Date: Wed, 10 Apr 91 08:31:33 EDT
From: Olin Shivers <[email protected]>
To: UNIX-HATERS
Subject: Unix evolution

I was giving some thought to the general evolution (I use the term
loosely, here) of Unix since its inception at Bell Labs, and I think it
could be described as follows.

In the early PDP-11 days, Unix programs had the following design
parameters:

Rule 1. It didn’t have to be good, or even correct,

but:

Rule 2. It had to be small.

Thus the toolkit approach, and so forth.

Of course, over time, computer hardware has become progressively
more powerful: processors speed up, address spaces move from 16 to
32 bits, memory gets cheaper, and so forth.

So Rule 2 has been relaxed.

The additional genetic material continues to mutate as the virus spreads. It
really doesn’t matter how the genes got there; they are dutifully copied
from generation to generation, with second and third cousins resembling
each other about as much as Woody Allen resembles Michael Jordan. This
behavior has been noted in several books.
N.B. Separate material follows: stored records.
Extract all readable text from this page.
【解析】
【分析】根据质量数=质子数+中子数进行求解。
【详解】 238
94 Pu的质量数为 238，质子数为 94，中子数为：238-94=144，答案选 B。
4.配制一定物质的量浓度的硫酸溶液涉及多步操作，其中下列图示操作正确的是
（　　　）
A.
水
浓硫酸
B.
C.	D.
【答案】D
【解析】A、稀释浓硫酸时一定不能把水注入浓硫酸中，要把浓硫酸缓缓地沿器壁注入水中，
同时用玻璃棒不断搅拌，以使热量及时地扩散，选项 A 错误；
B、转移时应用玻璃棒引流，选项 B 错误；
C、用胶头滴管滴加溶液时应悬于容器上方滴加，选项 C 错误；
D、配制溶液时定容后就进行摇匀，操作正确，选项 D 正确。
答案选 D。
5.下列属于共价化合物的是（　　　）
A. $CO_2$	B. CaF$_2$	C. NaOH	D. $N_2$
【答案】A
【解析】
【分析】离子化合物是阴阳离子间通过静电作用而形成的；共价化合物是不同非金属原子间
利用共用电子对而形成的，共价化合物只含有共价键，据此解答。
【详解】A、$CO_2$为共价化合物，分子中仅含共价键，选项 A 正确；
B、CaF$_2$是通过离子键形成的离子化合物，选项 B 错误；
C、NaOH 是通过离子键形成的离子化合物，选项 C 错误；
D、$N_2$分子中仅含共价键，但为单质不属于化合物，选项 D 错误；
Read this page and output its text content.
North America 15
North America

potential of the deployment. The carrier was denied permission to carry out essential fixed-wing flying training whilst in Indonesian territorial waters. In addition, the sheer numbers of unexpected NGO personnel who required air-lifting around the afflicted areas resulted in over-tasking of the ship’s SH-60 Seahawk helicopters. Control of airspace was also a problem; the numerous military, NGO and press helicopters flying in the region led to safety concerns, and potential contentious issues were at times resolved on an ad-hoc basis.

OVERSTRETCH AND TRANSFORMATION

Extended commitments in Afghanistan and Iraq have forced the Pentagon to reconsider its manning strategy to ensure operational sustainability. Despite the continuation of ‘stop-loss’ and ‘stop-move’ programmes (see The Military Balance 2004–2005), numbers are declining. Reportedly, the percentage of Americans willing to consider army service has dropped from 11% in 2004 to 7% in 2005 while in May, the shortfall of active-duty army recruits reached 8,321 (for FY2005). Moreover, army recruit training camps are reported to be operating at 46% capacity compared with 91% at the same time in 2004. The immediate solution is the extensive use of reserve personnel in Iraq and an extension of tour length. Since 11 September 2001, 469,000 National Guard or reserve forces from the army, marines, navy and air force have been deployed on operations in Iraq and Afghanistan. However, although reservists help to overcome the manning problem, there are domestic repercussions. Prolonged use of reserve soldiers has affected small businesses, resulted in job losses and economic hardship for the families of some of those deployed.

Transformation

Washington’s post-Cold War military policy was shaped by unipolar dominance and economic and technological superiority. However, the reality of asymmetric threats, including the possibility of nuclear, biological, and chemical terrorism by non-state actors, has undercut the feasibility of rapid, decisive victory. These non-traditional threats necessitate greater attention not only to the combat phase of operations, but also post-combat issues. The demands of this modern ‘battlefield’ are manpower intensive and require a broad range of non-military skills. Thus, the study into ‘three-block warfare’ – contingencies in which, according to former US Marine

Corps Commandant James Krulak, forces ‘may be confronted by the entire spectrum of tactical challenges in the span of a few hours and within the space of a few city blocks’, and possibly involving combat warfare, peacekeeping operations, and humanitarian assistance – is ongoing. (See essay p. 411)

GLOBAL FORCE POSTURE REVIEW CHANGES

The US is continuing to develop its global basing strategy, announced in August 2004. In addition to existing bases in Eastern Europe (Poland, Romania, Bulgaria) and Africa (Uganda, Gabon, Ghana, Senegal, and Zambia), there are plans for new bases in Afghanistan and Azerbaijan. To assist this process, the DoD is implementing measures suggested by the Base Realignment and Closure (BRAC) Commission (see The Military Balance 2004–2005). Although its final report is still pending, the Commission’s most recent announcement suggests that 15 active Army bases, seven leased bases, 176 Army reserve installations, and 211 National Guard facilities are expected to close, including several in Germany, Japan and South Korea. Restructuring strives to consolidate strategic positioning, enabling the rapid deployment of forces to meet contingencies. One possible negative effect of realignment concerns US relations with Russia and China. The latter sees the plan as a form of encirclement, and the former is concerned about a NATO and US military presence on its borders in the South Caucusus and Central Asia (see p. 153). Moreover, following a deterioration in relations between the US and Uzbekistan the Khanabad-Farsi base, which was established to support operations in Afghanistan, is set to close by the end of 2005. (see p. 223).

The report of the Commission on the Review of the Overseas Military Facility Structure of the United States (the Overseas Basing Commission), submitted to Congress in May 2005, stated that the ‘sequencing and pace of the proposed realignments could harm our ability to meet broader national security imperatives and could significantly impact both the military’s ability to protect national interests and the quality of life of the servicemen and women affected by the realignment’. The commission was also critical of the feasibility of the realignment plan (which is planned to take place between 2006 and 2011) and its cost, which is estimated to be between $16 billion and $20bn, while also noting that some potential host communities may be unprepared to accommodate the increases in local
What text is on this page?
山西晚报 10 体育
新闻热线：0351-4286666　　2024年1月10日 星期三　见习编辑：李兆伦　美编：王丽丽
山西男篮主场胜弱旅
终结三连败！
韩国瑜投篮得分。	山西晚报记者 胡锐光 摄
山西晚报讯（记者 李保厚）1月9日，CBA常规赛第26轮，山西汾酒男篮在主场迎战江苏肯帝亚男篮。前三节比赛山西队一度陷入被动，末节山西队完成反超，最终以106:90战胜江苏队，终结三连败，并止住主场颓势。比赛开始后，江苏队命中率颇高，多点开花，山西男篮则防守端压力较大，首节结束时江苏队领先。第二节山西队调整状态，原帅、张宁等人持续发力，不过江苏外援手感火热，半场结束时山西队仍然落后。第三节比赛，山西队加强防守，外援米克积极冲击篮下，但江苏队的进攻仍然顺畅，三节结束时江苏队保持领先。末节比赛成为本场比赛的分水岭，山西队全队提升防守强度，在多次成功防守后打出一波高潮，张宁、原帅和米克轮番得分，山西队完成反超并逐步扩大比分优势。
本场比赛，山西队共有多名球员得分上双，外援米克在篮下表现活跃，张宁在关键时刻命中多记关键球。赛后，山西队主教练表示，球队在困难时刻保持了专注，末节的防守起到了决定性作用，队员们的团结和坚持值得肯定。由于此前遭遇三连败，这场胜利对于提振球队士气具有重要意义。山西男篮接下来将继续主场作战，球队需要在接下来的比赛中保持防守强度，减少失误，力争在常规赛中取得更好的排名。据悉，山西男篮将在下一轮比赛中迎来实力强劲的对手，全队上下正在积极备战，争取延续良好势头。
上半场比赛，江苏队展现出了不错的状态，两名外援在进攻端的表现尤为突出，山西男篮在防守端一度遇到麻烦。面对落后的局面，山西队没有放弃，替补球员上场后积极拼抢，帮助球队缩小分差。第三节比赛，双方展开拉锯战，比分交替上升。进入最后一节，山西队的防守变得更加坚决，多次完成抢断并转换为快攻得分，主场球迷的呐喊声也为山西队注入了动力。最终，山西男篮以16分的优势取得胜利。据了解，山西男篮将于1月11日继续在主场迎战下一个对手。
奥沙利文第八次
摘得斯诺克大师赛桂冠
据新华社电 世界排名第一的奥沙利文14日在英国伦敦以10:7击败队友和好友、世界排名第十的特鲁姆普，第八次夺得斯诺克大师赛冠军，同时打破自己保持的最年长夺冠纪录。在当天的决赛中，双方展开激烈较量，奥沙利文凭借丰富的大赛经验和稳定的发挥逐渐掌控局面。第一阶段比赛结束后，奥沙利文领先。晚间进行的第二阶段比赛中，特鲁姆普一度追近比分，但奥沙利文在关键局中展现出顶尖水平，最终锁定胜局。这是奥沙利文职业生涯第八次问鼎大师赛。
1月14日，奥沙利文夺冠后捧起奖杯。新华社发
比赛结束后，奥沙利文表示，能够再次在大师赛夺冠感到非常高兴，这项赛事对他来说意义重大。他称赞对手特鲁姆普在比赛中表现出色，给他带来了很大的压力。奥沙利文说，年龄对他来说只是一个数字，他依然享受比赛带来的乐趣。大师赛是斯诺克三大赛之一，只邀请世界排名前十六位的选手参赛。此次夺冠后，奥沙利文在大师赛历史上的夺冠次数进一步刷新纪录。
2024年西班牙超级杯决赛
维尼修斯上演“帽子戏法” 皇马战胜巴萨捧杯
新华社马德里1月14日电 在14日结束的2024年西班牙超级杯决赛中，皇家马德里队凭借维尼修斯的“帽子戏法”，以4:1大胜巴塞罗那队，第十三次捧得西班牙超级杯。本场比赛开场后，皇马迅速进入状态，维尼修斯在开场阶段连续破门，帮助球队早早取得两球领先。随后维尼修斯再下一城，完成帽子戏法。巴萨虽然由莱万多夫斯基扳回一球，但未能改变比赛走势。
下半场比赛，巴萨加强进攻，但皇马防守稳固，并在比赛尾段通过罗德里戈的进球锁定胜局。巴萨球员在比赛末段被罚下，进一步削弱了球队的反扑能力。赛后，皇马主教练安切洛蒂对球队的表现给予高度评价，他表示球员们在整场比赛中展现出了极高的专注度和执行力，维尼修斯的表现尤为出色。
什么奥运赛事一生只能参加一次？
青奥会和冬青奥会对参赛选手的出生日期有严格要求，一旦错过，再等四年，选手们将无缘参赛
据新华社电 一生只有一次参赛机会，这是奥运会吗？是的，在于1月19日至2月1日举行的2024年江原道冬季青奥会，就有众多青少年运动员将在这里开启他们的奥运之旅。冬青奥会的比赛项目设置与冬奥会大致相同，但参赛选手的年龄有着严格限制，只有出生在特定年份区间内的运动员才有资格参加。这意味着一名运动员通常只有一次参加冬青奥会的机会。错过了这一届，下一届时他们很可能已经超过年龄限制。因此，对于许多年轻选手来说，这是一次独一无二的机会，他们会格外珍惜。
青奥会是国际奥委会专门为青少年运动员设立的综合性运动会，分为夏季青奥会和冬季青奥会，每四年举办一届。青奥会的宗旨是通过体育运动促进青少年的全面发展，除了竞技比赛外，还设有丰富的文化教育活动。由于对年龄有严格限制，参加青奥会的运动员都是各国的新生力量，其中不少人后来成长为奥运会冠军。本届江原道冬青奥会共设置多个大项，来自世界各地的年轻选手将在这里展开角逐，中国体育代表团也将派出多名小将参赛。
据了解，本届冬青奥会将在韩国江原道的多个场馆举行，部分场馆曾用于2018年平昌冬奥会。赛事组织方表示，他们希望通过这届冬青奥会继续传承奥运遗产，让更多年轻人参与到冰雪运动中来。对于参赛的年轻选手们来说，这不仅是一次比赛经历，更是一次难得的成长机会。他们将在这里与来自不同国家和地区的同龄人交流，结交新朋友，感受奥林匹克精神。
For example, Section 15.3,
“Routing Information Protocol (RIP),” page 183, of an excellent book on
networking called Internetworking with TCP/IP by Douglas Comer,
describes how inferior genes survive and mutate in Unix’s network code
(paragraph 3):


Despite minor improvements over its predecessors, the popularity of
RIP as an IGP does not arise from its technical merits. Instead, it has
resulted because Berkeley distributed routed software along with
the popular 4.X BSD UNIX systems. Thus, many Internet sites
adopted and installed routed and started using RIP without even
considering its technical merits or limitations.